Это несколько выбило Носова из колеи. Как тут правильно ответить? Только то, что желают услышать, но с нюансами. Это ведь шанс заявить о себе, выйдя из разряда безликой массы.
— Чем прикажут, — ответил он, но подпустив в голос нотку неудовлетворенности, дескать есть у меня предпочтения. — Я готов защищать свою страну там, где это будет нужно.
— И все же. Смелее. Ведь не секрет, что человек работает с большей самоотдачей там, где ему нравится.
— В идеале, вести такую же подрывную деятельность в США, какую ведут американцы против нас.
Генерал вскинул брови.
— Интересно… И как вы видите такую деятельность?
— Пока смутно, товарищ генерал-майор. Нужно лучше изучить противника, изнутри. Но если говорить чисто умозрительно…
Хозяин кабинета ободряюще кивнул.
— … То раскалывать общество через тех же негров напирая на их бесправный статус второсортных людей и индейцев — что являются вообще третим сортом, аж в резервации загнали, это при том, что они аборигены. В общем делать все то же самое и даже больше, что пытаются делать с нами.
— Интересно. А вы знаете примеры, как это делают с нами?
— Бандеровцы, товарищ генерал-майор, — прямо глядя в глаза генерала, ответил Носов. — Прибалты. Это из того, что хорошо видно всем… Я правда не знаю, работает ли нашего государство в данном направлении по отношению к США… А то может я изобретаю велосипед.
Генерал промолчал, лишь снова многозначительно переглянулся с парочкой одетых в штатское.

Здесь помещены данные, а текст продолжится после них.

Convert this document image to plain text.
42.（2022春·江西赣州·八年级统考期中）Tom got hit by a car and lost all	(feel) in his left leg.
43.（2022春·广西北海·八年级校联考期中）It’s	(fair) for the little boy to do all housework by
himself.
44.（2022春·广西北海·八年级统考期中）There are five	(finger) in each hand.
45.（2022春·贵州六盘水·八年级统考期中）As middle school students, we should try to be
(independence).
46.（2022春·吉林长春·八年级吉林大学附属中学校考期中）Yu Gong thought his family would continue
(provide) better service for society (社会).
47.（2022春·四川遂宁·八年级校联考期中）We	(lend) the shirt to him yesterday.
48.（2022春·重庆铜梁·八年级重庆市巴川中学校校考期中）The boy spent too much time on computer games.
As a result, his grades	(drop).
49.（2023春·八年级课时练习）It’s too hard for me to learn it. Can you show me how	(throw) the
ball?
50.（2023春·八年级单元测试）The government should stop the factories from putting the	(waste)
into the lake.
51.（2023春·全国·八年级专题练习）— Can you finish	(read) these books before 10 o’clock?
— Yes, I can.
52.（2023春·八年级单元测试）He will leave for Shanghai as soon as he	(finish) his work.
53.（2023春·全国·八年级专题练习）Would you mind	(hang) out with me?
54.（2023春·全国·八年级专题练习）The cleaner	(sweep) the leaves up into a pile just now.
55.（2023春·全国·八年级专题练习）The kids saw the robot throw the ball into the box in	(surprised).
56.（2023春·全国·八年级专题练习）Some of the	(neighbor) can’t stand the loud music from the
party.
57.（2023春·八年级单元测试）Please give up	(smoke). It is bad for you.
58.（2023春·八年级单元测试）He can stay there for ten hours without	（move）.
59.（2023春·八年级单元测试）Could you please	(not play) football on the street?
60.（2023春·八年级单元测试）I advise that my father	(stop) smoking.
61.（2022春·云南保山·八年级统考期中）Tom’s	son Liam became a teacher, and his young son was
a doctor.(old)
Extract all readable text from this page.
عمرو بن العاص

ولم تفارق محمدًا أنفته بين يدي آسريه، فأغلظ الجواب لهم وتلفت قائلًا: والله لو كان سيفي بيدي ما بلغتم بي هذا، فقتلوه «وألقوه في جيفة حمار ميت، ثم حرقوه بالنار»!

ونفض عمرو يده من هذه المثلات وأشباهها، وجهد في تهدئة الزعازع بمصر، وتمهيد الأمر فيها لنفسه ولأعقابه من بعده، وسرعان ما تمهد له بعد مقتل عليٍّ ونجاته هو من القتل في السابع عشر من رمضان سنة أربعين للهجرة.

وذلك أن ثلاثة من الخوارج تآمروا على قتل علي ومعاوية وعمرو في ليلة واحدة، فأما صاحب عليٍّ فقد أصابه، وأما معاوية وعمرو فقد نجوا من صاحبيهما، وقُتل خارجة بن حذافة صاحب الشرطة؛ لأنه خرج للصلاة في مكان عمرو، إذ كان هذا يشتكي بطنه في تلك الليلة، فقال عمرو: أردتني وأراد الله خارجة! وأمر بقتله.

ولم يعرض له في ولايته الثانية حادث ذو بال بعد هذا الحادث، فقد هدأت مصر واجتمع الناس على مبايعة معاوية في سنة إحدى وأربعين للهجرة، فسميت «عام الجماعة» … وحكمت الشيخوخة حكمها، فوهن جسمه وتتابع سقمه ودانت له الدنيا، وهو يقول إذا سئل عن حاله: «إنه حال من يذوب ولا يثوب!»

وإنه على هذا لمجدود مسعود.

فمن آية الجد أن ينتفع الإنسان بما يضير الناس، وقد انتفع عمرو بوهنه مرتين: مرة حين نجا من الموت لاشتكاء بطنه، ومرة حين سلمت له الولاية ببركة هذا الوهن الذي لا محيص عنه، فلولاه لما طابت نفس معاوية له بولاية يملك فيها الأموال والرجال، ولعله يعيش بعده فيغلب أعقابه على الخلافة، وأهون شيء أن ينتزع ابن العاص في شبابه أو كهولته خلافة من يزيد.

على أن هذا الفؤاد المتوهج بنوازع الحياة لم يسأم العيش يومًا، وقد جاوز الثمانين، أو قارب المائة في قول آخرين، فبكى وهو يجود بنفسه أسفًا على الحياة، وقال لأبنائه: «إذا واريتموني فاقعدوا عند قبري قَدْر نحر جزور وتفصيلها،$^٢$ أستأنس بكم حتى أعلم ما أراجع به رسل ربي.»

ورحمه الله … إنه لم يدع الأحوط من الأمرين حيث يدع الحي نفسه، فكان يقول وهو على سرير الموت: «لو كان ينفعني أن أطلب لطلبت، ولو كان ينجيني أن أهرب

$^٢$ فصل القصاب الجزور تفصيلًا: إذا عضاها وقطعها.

— Что же… приятно было с вами познакомиться, — хозяин кабинета поднялся из-за стола, давая понять, что беседа окончена. — Надеюсь, мы снова скоро встретимся с вами в этом здании. Пожалуй, я даже уверен, что мы еще встретимся.
Носов, так же встав, четко развернувшись, вышел. Он понял, что прошел финальную проверку.
Внизу охранник вновь неторопливо проверил паспорт и отобрал пропуск.
— Как прошло? — спросил капитан Бутурлин, выбросивший докуренную папиросу в урну.